Plus qu’un effet générationnel, on constate des effets de stades de carrière. Dans notre autre enquête sur les valeurs et les motivations des salariés, on voit bien que les besoins des baby-boomers et des Millenium diffèrent parce qu’ils ne sont pas au même stade de leur carrière. Quand on les interroge, par exemple, sur l’intention de changer d’entreprise, globalement, tous les salariés y sont prêts. Mais la génération Millenium est plus encline à partir dans les deux à trois ans. C’est normal : avant 30 ans, on a moins de contraintes, donc il est plus facile de bouger.

S’il y a peu de différences générationnelles, comment envisager le management RH des projets numériques ?

Comprendre qu’il n’y a pas de rupture forte entre les générations vis-à-vis du numérique, c’est chercher à se fonder sur d’autres formes de catégorisations des pratiques et usages des collaborateurs dans l’entreprise, donc mettre en place un vrai marketing RH d’accompagnement au changement. L’un des risques du numérique que j’ai souvent constaté est de se reposer entièrement sur la technologie. Par exemple, on met en place de l’e-learning, et ensuite on pense qu’il n’y a plus rien d’autre à faire qu’à informer les salariés.
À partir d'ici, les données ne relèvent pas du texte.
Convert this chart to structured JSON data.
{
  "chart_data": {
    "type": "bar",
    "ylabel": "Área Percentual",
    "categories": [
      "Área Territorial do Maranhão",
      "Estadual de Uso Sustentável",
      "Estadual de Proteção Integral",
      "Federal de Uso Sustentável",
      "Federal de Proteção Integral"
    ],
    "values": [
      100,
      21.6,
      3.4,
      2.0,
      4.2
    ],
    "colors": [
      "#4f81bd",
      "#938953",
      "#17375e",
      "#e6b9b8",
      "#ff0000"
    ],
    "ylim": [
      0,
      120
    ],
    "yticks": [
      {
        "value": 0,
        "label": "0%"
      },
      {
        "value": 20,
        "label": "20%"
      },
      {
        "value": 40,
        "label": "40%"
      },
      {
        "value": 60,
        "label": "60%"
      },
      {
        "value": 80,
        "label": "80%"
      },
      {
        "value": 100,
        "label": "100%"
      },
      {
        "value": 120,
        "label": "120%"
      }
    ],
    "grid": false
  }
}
C’est souvent une catastrophe. Certains salariés vont s’en emparer facilement, mais c’est loin d’être la majorité. Le rôle des acteurs RH sera de comprendre, entre autres, les pratiques de travail des salariés, leurs besoins, leurs usages actuels, leur degré de maturité ainsi que leur niveau de maîtrise des compétences – numériques et non numériques – nécessaires à la réalisation de leur travail.
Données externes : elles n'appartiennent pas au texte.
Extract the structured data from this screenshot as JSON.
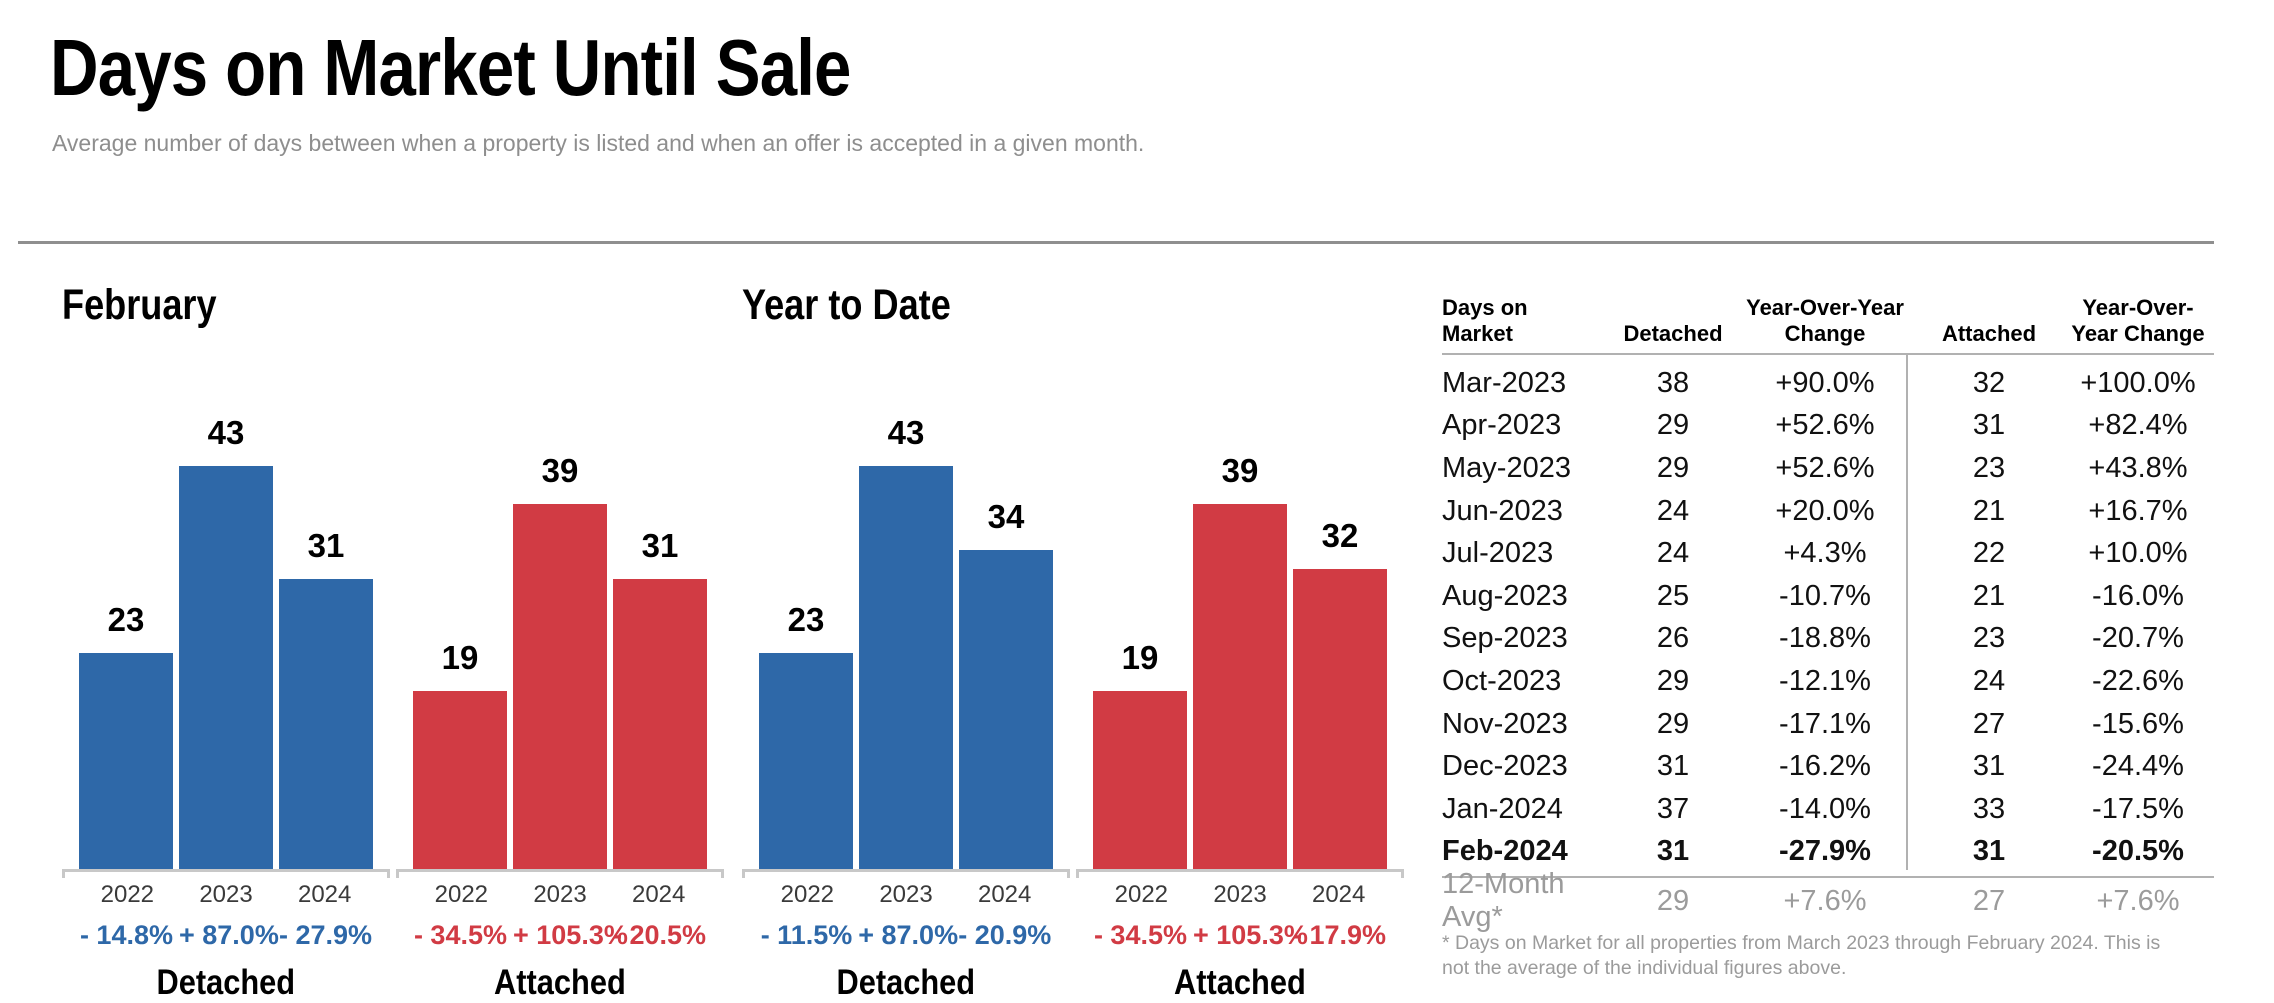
{
  "page": {
    "title": "Days on Market Until Sale",
    "subtitle": "Average number of days between when a property is listed and when an offer is accepted in a given month."
  },
  "colors": {
    "detached": "#2e68a8",
    "attached": "#d13b44",
    "axis": "#c8c8c8"
  },
  "chart_data": [
    {
      "type": "bar",
      "title": "February",
      "ylim": [
        0,
        45
      ],
      "categories": [
        "2022",
        "2023",
        "2024"
      ],
      "groups": [
        {
          "label": "Detached",
          "color": "#2e68a8",
          "values": [
            23,
            43,
            31
          ],
          "changes": [
            "- 14.8%",
            "+ 87.0%",
            "- 27.9%"
          ]
        },
        {
          "label": "Attached",
          "color": "#d13b44",
          "values": [
            19,
            39,
            31
          ],
          "changes": [
            "- 34.5%",
            "+ 105.3%",
            "- 20.5%"
          ]
        }
      ]
    },
    {
      "type": "bar",
      "title": "Year to Date",
      "ylim": [
        0,
        45
      ],
      "categories": [
        "2022",
        "2023",
        "2024"
      ],
      "groups": [
        {
          "label": "Detached",
          "color": "#2e68a8",
          "values": [
            23,
            43,
            34
          ],
          "changes": [
            "- 11.5%",
            "+ 87.0%",
            "- 20.9%"
          ]
        },
        {
          "label": "Attached",
          "color": "#d13b44",
          "values": [
            19,
            39,
            32
          ],
          "changes": [
            "- 34.5%",
            "+ 105.3%",
            "- 17.9%"
          ]
        }
      ]
    }
  ],
  "table": {
    "headers": [
      "Days on Market",
      "Detached",
      "Year-Over-Year Change",
      "Attached",
      "Year-Over-Year Change"
    ],
    "rows": [
      {
        "month": "Mar-2023",
        "detached": "38",
        "detached_change": "+90.0%",
        "attached": "32",
        "attached_change": "+100.0%",
        "bold": false
      },
      {
        "month": "Apr-2023",
        "detached": "29",
        "detached_change": "+52.6%",
        "attached": "31",
        "attached_change": "+82.4%",
        "bold": false
      },
      {
        "month": "May-2023",
        "detached": "29",
        "detached_change": "+52.6%",
        "attached": "23",
        "attached_change": "+43.8%",
        "bold": false
      },
      {
        "month": "Jun-2023",
        "detached": "24",
        "detached_change": "+20.0%",
        "attached": "21",
        "attached_change": "+16.7%",
        "bold": false
      },
      {
        "month": "Jul-2023",
        "detached": "24",
        "detached_change": "+4.3%",
        "attached": "22",
        "attached_change": "+10.0%",
        "bold": false
      },
      {
        "month": "Aug-2023",
        "detached": "25",
        "detached_change": "-10.7%",
        "attached": "21",
        "attached_change": "-16.0%",
        "bold": false
      },
      {
        "month": "Sep-2023",
        "detached": "26",
        "detached_change": "-18.8%",
        "attached": "23",
        "attached_change": "-20.7%",
        "bold": false
      },
      {
        "month": "Oct-2023",
        "detached": "29",
        "detached_change": "-12.1%",
        "attached": "24",
        "attached_change": "-22.6%",
        "bold": false
      },
      {
        "month": "Nov-2023",
        "detached": "29",
        "detached_change": "-17.1%",
        "attached": "27",
        "attached_change": "-15.6%",
        "bold": false
      },
      {
        "month": "Dec-2023",
        "detached": "31",
        "detached_change": "-16.2%",
        "attached": "31",
        "attached_change": "-24.4%",
        "bold": false
      },
      {
        "month": "Jan-2024",
        "detached": "37",
        "detached_change": "-14.0%",
        "attached": "33",
        "attached_change": "-17.5%",
        "bold": false
      },
      {
        "month": "Feb-2024",
        "detached": "31",
        "detached_change": "-27.9%",
        "attached": "31",
        "attached_change": "-20.5%",
        "bold": true
      }
    ],
    "summary": {
      "month": "12-Month Avg*",
      "detached": "29",
      "detached_change": "+7.6%",
      "attached": "27",
      "attached_change": "+7.6%"
    },
    "footnote": "* Days on Market for all properties from March 2023 through February 2024. This is not the average of the individual figures above."
  }
}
Que pensez-vous de certaines pratiques RH comme le mentorat inversé, les jeunes générations apprenant aux plus anciennes à se familiariser avec les usages du numérique ?

C’est génial, mais il faudrait aussi le faire dans l’autre sens. Beaucoup de managers constatent que les jeunes sont peu vigilants quant aux informations qu’ils diffusent sur les réseaux sociaux. Un salarié ayant plus de maturité et d’expérience sur ces usages du numérique pourra « mentorer » un jeune en l’informant des risques de divulgation d’informations confidentielles qu’il peut faire courir pour la société.

Plus globalement, je dirais que les directions ont tout intérêt à faire davantage confiance aux salariés et à améliorer les pratiques d’accompagnement au changement sans tomber dans les stéréotypes, qui peuvent être contre-productifs.

Emmanuel Baudoin Professeur associe à télécom école de management

Parcours

> Docteur en gestion, Emmanuel Baudoin a débuté son parcours comme assistant de gestion avant de s’orienter vers une carrière universitaire.

> Il a géré le programme RH grandes écoles de l’ESC Lille (aujourd’hui Skema) et a créé le département RH et management au groupe Sup de Co La Rochelle.

> Il est professeur associé à TEM (Télécom école de management), où il pilote un master 2 RH orienté sur les RH numériques. Il y dirige le HRM Digital Lab (laboratoire d’étude de la transformation numérique du management des RH).

Lectures

Transformation digitale : l’avènement des plateformes, Gilles Babinet, éditions Le Passeur, 2016.

Petite Fleur de Mandchourie, Xu Ge Fei, éditions XO, 2010.

Mythologie du monde entier, éditions du Club France Loisirs, 1995.

(1) Une étude sur « les salariés français à l’ère de la transformation digitale » a été conduite par le HRM Digital Lab de Télécom école de management en partenariat avec Kantar TNS et OpenSourcing, avec le soutien du CFA EVE et de l’ANDRH Essonne (Lire Entreprise & Carrières n° 1322). Étude à consulter sur www.telecom-em.eu

(2) La théorie du millefeuille a été développée par Michel Kalika, Nabila Boukef Charki et Henri Isaac (Revue française de gestion, 2007).